The medical scientist said she believes direct provision "definitely needs looking into", adding: "And if that means abolishing it, so be it.
"It's a system that either needs to be looked at to be done better or get rid of it altogether because it's people's lives at the end of the day and people can't be treated like livestock."
Pamela worked on the frontline throughout the pandemic, all the while holding the title of Miss Galway for 18 months as she patiently awaited the Miss Ireland contest.
"It was so tough, you're dealing with the pandemic, your normal work and then dealing with a cyber attack," she said.
"I found myself running results to hospital wards when everything went down just to keep the service up and make sure patients got their results, so I think I did 35,000 steps in one day."

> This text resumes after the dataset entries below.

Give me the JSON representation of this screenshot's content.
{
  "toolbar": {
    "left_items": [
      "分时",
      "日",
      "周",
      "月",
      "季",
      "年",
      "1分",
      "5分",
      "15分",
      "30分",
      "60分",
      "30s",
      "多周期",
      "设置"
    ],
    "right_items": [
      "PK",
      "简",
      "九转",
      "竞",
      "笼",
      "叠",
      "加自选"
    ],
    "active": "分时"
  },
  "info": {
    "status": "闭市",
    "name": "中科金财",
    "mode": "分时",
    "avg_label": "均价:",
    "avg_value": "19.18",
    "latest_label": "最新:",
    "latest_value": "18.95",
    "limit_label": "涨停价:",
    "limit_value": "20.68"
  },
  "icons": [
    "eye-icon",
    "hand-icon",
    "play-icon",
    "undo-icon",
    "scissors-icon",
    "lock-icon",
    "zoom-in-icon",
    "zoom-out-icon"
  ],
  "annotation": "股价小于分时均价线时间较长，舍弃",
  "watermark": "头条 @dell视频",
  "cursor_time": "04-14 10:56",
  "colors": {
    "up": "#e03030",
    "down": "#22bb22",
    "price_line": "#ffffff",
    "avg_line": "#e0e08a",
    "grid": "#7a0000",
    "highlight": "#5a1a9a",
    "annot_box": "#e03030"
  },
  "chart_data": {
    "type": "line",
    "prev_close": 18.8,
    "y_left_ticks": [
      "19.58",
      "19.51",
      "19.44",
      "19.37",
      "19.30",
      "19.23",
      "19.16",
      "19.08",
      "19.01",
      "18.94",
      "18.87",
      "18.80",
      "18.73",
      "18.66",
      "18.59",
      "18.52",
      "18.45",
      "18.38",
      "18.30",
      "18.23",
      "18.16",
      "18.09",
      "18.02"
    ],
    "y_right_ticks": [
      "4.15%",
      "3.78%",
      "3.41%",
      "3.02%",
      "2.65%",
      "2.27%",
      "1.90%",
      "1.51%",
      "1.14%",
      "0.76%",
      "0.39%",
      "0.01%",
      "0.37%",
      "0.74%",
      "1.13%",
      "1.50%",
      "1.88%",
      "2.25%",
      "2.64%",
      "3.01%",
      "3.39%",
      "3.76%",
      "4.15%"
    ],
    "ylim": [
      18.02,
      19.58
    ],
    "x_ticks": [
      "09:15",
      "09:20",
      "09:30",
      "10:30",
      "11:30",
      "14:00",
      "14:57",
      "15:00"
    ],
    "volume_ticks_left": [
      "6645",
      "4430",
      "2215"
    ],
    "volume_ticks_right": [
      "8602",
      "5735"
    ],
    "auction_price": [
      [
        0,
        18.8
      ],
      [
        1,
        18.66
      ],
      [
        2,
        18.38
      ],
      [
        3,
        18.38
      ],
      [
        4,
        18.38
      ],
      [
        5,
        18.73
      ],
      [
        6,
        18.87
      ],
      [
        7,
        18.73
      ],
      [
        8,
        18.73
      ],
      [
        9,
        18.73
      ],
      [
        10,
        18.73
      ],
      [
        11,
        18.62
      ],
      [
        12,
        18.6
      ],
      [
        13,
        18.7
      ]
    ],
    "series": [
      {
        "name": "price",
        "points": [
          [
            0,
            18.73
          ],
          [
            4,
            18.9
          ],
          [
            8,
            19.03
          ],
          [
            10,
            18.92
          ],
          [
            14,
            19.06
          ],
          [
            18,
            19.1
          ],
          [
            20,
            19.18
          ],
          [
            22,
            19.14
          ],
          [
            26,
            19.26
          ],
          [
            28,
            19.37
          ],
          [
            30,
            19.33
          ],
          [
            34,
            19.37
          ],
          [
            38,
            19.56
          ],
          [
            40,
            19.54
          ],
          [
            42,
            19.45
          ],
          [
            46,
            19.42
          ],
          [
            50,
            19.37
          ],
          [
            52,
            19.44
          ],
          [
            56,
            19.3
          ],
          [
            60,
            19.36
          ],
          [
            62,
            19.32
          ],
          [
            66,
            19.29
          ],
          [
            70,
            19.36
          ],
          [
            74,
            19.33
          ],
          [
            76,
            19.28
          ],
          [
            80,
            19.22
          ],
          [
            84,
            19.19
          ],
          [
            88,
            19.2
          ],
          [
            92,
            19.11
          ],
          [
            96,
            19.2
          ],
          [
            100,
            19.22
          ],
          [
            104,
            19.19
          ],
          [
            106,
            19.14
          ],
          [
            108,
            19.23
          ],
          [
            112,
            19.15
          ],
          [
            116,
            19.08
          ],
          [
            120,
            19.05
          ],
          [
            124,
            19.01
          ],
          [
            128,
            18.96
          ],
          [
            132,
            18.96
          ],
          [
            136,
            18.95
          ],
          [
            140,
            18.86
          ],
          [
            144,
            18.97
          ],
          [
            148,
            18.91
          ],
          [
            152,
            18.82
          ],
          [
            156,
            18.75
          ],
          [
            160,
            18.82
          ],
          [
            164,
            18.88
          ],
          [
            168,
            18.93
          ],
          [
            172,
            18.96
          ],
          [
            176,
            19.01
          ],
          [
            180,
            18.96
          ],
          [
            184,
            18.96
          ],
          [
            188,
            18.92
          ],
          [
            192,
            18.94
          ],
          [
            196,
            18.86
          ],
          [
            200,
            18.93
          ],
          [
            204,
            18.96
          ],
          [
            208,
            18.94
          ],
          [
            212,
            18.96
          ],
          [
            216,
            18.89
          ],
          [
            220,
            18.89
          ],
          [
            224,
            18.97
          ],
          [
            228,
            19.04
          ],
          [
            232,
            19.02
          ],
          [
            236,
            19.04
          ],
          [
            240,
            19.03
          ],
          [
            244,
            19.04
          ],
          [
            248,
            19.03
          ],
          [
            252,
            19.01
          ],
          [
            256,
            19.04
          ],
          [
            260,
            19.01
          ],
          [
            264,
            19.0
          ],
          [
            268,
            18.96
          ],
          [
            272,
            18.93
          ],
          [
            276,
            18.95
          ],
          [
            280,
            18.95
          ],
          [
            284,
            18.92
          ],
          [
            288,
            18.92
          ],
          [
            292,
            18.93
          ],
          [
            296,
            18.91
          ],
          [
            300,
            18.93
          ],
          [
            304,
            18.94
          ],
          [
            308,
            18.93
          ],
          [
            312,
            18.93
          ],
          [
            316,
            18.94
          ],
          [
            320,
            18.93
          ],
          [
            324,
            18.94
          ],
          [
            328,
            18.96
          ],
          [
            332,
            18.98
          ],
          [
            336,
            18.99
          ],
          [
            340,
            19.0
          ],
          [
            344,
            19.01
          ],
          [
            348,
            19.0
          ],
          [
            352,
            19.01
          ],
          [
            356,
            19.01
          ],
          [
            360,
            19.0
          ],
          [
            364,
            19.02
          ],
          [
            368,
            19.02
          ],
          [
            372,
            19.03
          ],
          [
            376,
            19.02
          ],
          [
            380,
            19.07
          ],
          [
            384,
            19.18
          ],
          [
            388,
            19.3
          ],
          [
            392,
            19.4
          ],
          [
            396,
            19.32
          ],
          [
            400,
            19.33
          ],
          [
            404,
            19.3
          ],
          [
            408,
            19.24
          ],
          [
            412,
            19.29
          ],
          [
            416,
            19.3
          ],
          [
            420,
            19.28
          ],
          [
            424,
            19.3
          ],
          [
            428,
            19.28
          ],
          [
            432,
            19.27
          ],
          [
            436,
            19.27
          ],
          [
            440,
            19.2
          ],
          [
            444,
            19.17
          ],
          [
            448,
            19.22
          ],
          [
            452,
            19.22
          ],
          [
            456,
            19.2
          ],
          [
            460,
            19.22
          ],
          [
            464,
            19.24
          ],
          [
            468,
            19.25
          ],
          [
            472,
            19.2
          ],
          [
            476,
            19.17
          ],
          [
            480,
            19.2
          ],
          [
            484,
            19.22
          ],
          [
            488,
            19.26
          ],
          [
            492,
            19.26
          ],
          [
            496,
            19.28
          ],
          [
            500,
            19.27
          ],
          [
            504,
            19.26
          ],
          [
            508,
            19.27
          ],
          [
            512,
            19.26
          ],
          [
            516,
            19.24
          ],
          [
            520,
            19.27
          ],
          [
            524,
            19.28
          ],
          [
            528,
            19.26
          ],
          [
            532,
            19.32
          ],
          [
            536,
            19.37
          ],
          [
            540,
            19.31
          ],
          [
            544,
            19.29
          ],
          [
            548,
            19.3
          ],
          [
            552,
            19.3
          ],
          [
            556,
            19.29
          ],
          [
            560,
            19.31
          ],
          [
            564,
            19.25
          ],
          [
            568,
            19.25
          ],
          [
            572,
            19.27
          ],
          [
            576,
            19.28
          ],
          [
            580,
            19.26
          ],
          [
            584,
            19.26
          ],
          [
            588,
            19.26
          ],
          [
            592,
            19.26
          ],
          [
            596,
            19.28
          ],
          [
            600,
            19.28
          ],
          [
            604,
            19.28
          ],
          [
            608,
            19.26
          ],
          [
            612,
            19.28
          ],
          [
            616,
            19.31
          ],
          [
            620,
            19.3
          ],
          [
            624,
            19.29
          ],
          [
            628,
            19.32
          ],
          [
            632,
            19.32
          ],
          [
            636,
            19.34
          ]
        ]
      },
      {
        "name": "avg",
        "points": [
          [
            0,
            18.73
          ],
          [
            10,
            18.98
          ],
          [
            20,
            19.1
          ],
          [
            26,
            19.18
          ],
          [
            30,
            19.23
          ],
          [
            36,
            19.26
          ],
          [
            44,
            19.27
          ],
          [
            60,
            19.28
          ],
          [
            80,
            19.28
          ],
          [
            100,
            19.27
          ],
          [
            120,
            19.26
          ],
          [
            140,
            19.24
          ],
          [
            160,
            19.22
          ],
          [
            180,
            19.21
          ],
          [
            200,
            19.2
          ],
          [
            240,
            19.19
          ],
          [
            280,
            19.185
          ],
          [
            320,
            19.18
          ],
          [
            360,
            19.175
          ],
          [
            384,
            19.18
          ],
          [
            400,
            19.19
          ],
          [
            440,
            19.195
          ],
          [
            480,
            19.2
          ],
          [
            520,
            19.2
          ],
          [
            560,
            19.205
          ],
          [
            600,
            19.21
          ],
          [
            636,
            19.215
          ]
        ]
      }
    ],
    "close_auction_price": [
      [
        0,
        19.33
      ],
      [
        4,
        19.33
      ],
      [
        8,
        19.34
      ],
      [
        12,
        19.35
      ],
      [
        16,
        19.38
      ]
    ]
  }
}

Speaking about her historic win, Pamela said: "It was a surreal experience and I'm so delighted. I couldn't believe this actually happened.
"Even being Miss Galway for a year-and-a-half, it was a long time coming, I thought the pageant would never happen.
"I am so happy and the outcome is amazing."
She said she had her heart set on applying for Miss Ireland for six years after she worked at a Miss Galway event in a bar and was mistaken for a contestant.
"I was in Coyotes working and one of the judges thought I was a contestant and so she encouraged me to try it out someday, so that put it in my mind," she said.
"I looked up what the pageant was and what it stood for and I thought 'I have to do this one day when I'm able'."
Miss Ireland director Brendan Marc Scully said Pamela had "put her heart and soul into her journey", adding that "she has a very bright future ahead of her".